There are 11 players on a soccer team, but goalkeepers stand alone, wearing different shirts, playing by different rules, and often positioned far from their teammates. Now new research suggests goalies process the world around them in a different way too.
Researchers in Ireland looked at a group of 60 individuals, including professional soccer players (20 goalkeepers and 20 outfield players), as well as 20 people who didn't play the game at all.
"Unlike other football players, goalkeepers are required to make thousands of very fast decisions based on limited or incomplete sensory information," says behavioral neuroscientist and former professional goalkeeper Michael Quinn, from Dublin City University.
"This led us to predict that goalkeepers would possess an enhanced capacity to combine information from the different senses, and this hypothesis was confirmed by our results."
Trials were run to test how quickly the study participants could process and integrate the information coming in from their senses – technically, the temporal binding window. In each test, one or two flashes (visual stimuli) were shown and accompanied by one, two, or no beeps (auditory stimuli).

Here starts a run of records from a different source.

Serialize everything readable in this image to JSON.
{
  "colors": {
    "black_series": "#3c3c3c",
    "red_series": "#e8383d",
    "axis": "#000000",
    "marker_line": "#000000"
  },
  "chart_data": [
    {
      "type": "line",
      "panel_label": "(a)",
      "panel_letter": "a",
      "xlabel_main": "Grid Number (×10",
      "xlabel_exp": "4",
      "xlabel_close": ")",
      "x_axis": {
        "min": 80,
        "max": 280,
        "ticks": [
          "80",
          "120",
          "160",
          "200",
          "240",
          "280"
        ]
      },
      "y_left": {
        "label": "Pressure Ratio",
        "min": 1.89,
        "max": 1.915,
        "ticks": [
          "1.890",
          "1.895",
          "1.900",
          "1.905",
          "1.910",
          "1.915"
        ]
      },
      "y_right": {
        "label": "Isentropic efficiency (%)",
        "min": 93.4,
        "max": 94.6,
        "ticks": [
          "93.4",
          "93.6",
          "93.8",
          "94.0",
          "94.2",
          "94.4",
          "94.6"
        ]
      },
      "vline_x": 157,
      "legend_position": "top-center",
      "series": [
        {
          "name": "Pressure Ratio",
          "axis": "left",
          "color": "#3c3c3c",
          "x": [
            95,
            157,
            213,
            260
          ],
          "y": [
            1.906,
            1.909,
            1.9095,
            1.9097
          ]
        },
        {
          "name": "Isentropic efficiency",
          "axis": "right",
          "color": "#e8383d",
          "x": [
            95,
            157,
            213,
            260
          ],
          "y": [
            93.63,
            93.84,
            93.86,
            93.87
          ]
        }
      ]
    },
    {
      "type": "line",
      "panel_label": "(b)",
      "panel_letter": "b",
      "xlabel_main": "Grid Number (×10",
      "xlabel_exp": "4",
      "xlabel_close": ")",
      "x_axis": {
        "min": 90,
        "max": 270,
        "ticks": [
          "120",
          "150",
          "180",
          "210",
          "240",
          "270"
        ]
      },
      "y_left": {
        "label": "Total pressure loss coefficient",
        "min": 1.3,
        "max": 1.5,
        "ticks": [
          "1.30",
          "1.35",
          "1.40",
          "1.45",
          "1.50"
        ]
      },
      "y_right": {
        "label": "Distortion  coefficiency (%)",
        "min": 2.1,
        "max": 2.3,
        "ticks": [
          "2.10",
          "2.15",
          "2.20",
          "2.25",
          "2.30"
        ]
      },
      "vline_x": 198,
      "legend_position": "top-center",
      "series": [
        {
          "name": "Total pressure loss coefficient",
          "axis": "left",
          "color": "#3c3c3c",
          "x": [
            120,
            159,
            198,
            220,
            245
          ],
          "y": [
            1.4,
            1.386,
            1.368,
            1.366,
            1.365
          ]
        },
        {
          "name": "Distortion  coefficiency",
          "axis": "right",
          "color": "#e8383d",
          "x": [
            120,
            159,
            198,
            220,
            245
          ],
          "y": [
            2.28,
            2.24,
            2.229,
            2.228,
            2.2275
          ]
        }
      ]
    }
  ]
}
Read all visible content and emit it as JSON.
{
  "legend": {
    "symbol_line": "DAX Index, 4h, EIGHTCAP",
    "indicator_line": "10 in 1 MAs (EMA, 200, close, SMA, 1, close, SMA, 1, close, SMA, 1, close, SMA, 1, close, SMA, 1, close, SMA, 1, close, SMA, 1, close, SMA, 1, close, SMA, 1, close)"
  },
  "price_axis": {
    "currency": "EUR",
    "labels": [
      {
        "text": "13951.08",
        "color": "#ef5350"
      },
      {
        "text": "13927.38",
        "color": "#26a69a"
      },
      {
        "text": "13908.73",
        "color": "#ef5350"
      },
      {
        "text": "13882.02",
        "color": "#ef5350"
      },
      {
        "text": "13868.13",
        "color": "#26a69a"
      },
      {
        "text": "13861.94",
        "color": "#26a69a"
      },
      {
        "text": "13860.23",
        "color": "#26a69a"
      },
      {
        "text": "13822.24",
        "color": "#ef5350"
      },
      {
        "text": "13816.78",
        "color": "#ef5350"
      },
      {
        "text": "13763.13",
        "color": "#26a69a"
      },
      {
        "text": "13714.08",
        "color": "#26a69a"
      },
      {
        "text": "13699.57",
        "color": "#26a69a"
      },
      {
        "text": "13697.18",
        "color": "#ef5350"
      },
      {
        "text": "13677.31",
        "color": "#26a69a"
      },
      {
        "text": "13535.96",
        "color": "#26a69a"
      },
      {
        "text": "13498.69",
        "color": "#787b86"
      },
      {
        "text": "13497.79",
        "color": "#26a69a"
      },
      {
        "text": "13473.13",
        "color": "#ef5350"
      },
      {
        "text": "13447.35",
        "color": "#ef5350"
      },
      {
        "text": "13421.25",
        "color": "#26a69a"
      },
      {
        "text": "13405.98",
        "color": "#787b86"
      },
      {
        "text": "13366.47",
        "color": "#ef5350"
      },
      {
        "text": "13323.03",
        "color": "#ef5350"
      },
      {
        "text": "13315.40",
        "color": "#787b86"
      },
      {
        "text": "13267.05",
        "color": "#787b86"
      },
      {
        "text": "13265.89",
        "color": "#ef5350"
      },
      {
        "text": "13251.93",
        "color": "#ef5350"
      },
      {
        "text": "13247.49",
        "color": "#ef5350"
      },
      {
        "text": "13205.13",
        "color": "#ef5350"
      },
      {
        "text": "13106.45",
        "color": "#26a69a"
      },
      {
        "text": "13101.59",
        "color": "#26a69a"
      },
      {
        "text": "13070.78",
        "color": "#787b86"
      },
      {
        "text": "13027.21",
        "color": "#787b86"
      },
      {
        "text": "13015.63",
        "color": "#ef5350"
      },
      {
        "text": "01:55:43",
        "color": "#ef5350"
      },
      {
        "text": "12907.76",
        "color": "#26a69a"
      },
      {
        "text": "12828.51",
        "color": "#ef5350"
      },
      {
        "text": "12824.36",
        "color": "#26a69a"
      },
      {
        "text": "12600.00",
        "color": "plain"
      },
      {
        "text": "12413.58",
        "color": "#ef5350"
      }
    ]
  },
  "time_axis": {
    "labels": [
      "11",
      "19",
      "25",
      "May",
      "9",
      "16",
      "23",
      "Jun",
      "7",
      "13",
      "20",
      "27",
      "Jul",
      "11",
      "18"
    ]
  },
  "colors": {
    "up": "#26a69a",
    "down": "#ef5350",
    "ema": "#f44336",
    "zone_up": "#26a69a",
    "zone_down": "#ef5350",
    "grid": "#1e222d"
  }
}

In the test with one flash and two beeps, most people thought they saw two flashes, showing the effects of visual and auditory stimuli integration gone awry. As the time between the stimuli increased, the mistake was less often made, providing a way of measuring the temporal binding window.
Goalkeepers had a distinctly narrower temporal binding window compared to outfielders and non-players, demonstrating more efficient multisensory processing – being able to more precisely and quickly estimate the timing of audiovisual cues.
What's more, goalies showed less interaction between the visual and auditory stimuli, suggesting they're more likely to separate sensory signals. The next question is whether this superior multisensory processing is the reason these people became goalkeepers, or a result of them playing the goalie position.
"Could the narrower temporal binding window observed in goalkeepers stem from the rigorous training regimens that goalkeepers engage in from an early age?" says psychologist David McGovern, from Dublin City University.
"Or could it be that these differences in multisensory processing reflect an inherent, natural ability that draws young players to the goalkeeping position?"
Perhaps more than anyone else on the field, goalies have to interpret visual and auditory cues incredibly quickly, such as the sound of a ball being kicked and its flight through the air. It depends where on the pitch this is happening though, as to whether or not the goalkeeper actually has to make a response.
The research team wants to build on the study in the future to look at other specialist positions, such as striker and center back, to see if there are any significant differences in their multisensory processing.
"While many football players and fans worldwide will be familiar with the idea that goalkeepers are just different from the rest of us, this study may actually be the first time that we have proven scientific evidence to back up this claim," says McGovern.
The research has been published in Current Biology.